First I thought about Lincoln McCurdy. He was in that group, but he was much closer than some people in my primary group. We hung out a lot, mostly in JR's (the bar we all frequented), but once I got engaged, and became engrossed in wedding and moving preparations, we lost a little contact. Now I have no contact with him at all. I miss him.
That led me think briefly of Chris Lankford, another JR's pal. Which led me think of Ryan Russ, with whom I'd drink Guiness at JR's and talk theology. I still every now and again say hello to Chris on MSN messenger, but Ryan could be anywhere in the world now and I'd never know where. I miss both of them sometimes too.
Then I started thinking further back to high school. No one knows how our old friend Zac is doing, which saddens me. I usually trust Devon to keep me abreast of the gossip surrounding our high school friends, but even she has lost contact with Zac. Zac and I shared some good times; I hate that I'll probably never hear much from him again.
And so on. Not only have people passed out of my life because of natural progression, but they are so much more out of my life now that I live in a different country. I can't just call one of them up and say, 'It's been so long! Fancy meeting up for an hour just to catch up?' No, my old friends are sadly a part of my very distant (literally) former life.
It's not all sad though. I still keep up with a few people through blogs and gossip, and a few people, like Amanda and Devon and Julie, are still friends, despite the distance. And of course, I've made friends here. Friends I'd really miss if I left. Friends I'm finally beginning to feel myself with. I don't feel all that sad when I remember that.
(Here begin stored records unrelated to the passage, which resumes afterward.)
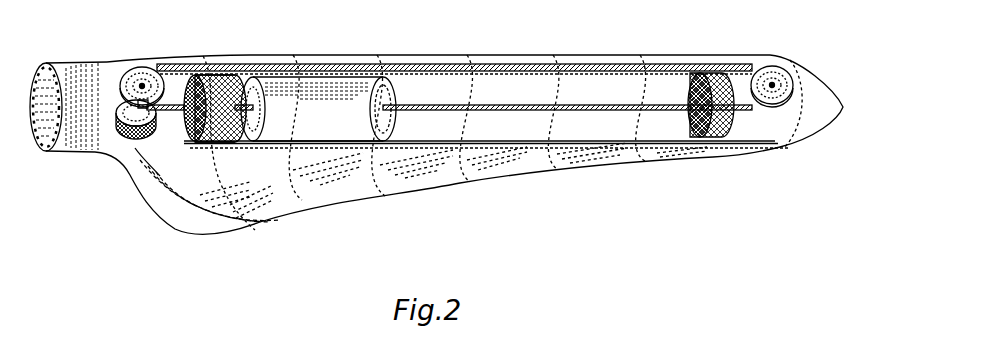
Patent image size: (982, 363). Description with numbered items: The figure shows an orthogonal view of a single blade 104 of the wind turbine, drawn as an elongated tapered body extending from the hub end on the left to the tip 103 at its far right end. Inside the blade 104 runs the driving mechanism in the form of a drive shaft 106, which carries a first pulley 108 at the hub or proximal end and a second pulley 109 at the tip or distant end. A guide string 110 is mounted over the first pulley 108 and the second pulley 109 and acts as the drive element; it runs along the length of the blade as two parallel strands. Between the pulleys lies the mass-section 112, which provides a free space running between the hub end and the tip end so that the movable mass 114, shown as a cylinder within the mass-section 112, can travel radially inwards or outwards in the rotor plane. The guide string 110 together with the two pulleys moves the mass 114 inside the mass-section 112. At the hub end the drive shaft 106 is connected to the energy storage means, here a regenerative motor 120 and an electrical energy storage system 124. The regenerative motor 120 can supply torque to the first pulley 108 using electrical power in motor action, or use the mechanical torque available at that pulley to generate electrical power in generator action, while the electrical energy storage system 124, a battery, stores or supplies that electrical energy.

The tip 103 is at (820, 118).
The blade 104 is at (257, 208).
The drive shaft 106 is at (143, 84).
The first pulley 108 is at (128, 78).
The second pulley 109 is at (781, 78).
The guide string 110 is at (513, 66).
The mass-section 112 is at (535, 148).
The movable mass 114 is at (317, 85).
The regenerative motor 120 is at (118, 128).
The electrical energy storage system 124 is at (153, 141).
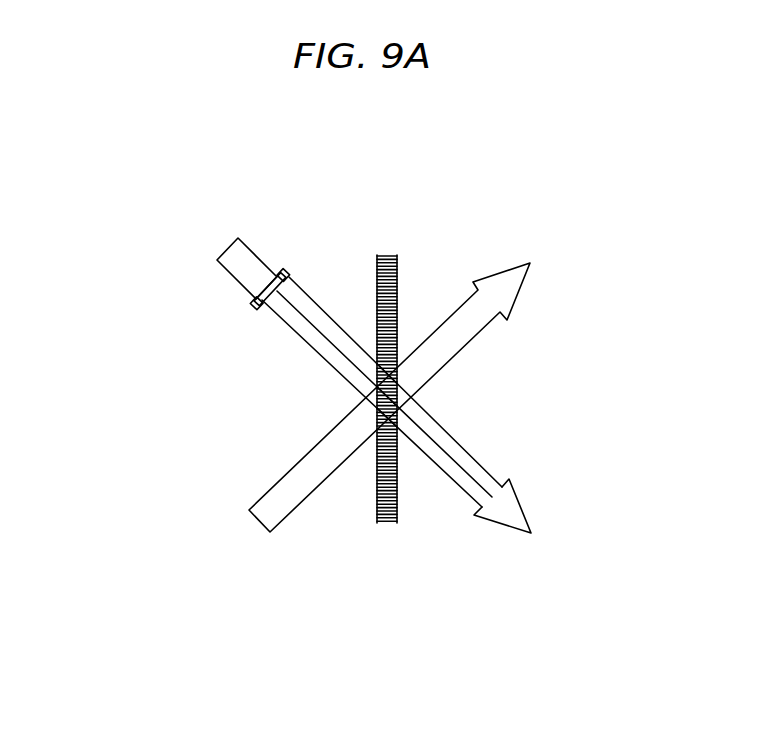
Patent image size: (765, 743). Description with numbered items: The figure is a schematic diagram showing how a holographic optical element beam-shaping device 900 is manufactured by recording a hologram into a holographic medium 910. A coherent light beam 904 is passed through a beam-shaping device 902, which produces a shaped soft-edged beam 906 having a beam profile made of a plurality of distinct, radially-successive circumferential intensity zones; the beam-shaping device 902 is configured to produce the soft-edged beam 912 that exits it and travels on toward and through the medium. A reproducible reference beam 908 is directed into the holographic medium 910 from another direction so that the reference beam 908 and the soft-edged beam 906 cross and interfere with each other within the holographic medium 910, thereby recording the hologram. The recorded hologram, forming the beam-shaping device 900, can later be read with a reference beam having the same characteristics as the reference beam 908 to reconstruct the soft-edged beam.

I was driving home from having spent all morning with Carol, Maria and Liza, and I had a great time.
Most importantly, I still have my family. Not just my extended families, but my own little intimate family: Scott and Fifi. I think I could go anywhere as long as I had them. So I'm not really sad at all. Sure at moments I get a bit down thinking about the past, but old friends are always a part of life, no matter who you are. We all probably think of old friends who once were so close and wonder where they ended up. I often think of my friend, Amber, from Junior High. Who knows where she ended up? She was my best friend. Then she moved away unexpectedly and that was that.
Oddly enough, however, sometimes totally unexpected people from your past show up and re-enter your life completely. Jeff Brown ('The Chicken Farmer') now lives in Edinburgh with his Scottish wife. I gotta make a point of keeping them around.